In his first appearance in the film Fitzcarraldo, Huerequeque drunkenly offers to be the cook and boat guide of the rubber expedition. Herzog initially met him while filming Aguirre, the wrath of God and decided to include him in his next feature. Unintentionally, Huerequeque ended up representing himself. After the fame and acknowledgement that came with Fitzcarraldo, Enrique (Huerequeque’s given name) became an actor and in the process became his character, Huerequeque. The image Herzog presents of Huerequeque ends up defining him and ultimately overshadowing Enrique.
Felipe Arturo met Huerequeque on a trip to Iquitos where he arrived looking for tales of the jungle and specifically the stories related to rubber extraction and the cities and memories that that boom left in its wake. As any visitor to Iquitos, Arturo came upon Enrique because of his role in Fitzcarraldo, instead, he found a unique narrator of the colonized jungle. Someone who, much like Herzog or José Eustasio Rivera (author of The Vortex), creates a narrative out of this unknown and fascinating world in which myth and reality are cast together.
Much in the same way as reality and fiction intertwine in stories about rubber exploitation and its horrors in The Vortex, Huerequeque’s memory and blanks serve to narrate the experiences of the Amazonian settlers in the region’s most recent history. And, as with the renowned novel, the stories told by Huerequeque serve not only a literary purpose, but also as historical documents. In this case, the documents are the chronicles of the life of a jungle settler who from his personal experience sheds light upon the cultural, political and social history of the Amazon. Huerequeque has translated his life experiences into poems and stories that he tells in his bar in Iquitos —a port in the Peruvian jungle that prospers and declines with each new depredatory boom.
It was in this precise bar where, in the lapse of five years and three different trips, Felipe Arturo listened to Huerequeque and the tales of the Amazon and its colonization. He heard stories such as Oro in which Huerequeque talks about falling prisoner to the still existing practice of “debt peonage” in a gold mine and how he was able to buy his own freedom through a card trick. Arturo also heard the poems Amazonas and Depredación about the grandiosity of the jungle, its beauty and its power, as well as how it is harmed by those who seek to colonize it. He found tales such as Chola fiel and Indio malo that talk about the relations of gender, power and race that have persisted throughout the history of colonization.

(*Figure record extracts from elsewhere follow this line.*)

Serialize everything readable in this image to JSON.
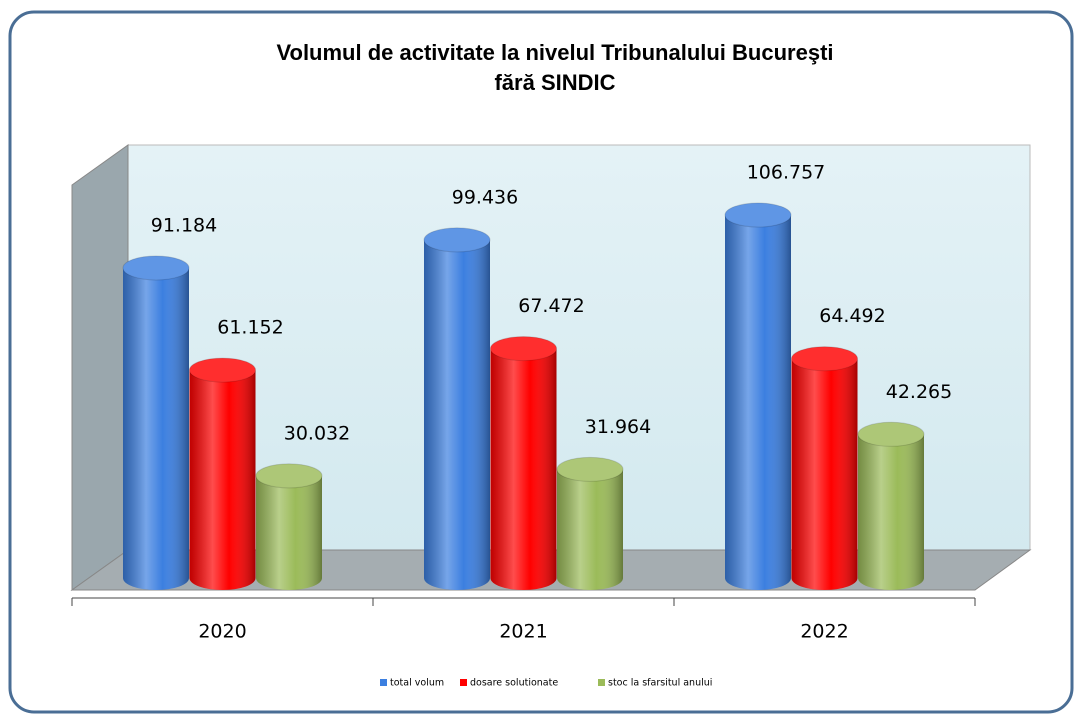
{
  "chart_data": {
    "type": "bar3d",
    "title": "Volumul de activitate la nivelul Tribunalului Bucureşti",
    "subtitle": "fără SINDIC",
    "categories": [
      "2020",
      "2021",
      "2022"
    ],
    "series": [
      {
        "name": "total volum",
        "color": "#3c7fe0",
        "values": [
          91184,
          99436,
          106757
        ],
        "value_labels": [
          "91.184",
          "99.436",
          "106.757"
        ]
      },
      {
        "name": "dosare solutionate",
        "color": "#ff0000",
        "values": [
          61152,
          67472,
          64492
        ],
        "value_labels": [
          "61.152",
          "67.472",
          "64.492"
        ]
      },
      {
        "name": "stoc la sfarsitul anului",
        "color": "#9bbb59",
        "values": [
          30032,
          31964,
          42265
        ],
        "value_labels": [
          "30.032",
          "31.964",
          "42.265"
        ]
      }
    ],
    "ylim": [
      0,
      120000
    ],
    "legend": "bottom"
  }
}
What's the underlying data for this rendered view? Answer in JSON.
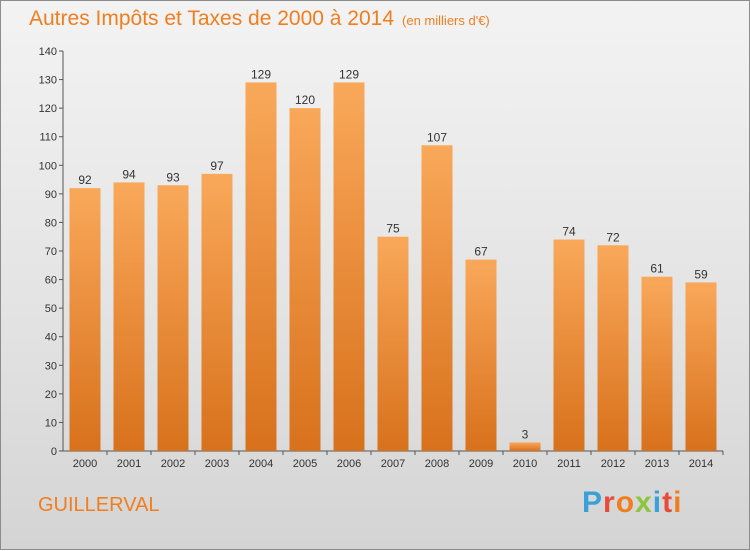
{
  "header": {
    "title": "Autres Impôts et Taxes de 2000 à 2014",
    "unit": "(en milliers d'€)"
  },
  "footer": {
    "commune": "GUILLERVAL",
    "logo_text": "Proxiti",
    "logo_colors": [
      "#3aa0d8",
      "#e84b3c",
      "#f07e1e",
      "#8cc63f",
      "#3aa0d8",
      "#e84b3c",
      "#f07e1e"
    ]
  },
  "colors": {
    "title": "#f07e1e",
    "bar_top": "#f9a85a",
    "bar_bottom": "#d8711c"
  },
  "chart_data": {
    "type": "bar",
    "title": "Autres Impôts et Taxes de 2000 à 2014",
    "subtitle": "(en milliers d'€)",
    "categories": [
      "2000",
      "2001",
      "2002",
      "2003",
      "2004",
      "2005",
      "2006",
      "2007",
      "2008",
      "2009",
      "2010",
      "2011",
      "2012",
      "2013",
      "2014"
    ],
    "values": [
      92,
      94,
      93,
      97,
      129,
      120,
      129,
      75,
      107,
      67,
      3,
      74,
      72,
      61,
      59
    ],
    "ylim": [
      0,
      140
    ],
    "yticks": [
      0,
      10,
      20,
      30,
      40,
      50,
      60,
      70,
      80,
      90,
      100,
      110,
      120,
      130,
      140
    ],
    "grid": false,
    "legend": "none"
  }
}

This version of the “Huerequeque Bar” is the mise-en-scéne of the shared experience between Felipe Arturo and this character. Here, as in Iquitos, one can hear the stories of the jungle from the unique voice of a person who has lived them.
The exhibit consists of a publication that brings together all the poems and stories of Huerequeque, a site-specific installation of the bar itself in which visitors can watch and hear footage of Huerequeque’s tales, as well as his experience, and finally H, a video-essay created by Arturo about his own experience in Iquitos alongside Huerequeque.
This installation is a way to dive into the Peruvian Amazon. It is ultimately a theater where reality and fiction are cast together through the chronicles of Huerequeque, which are memories of a personal experience and also documents of a shared history that narrates the processes through which the imaginaries of the archetypal Amazonian jungle are constructed.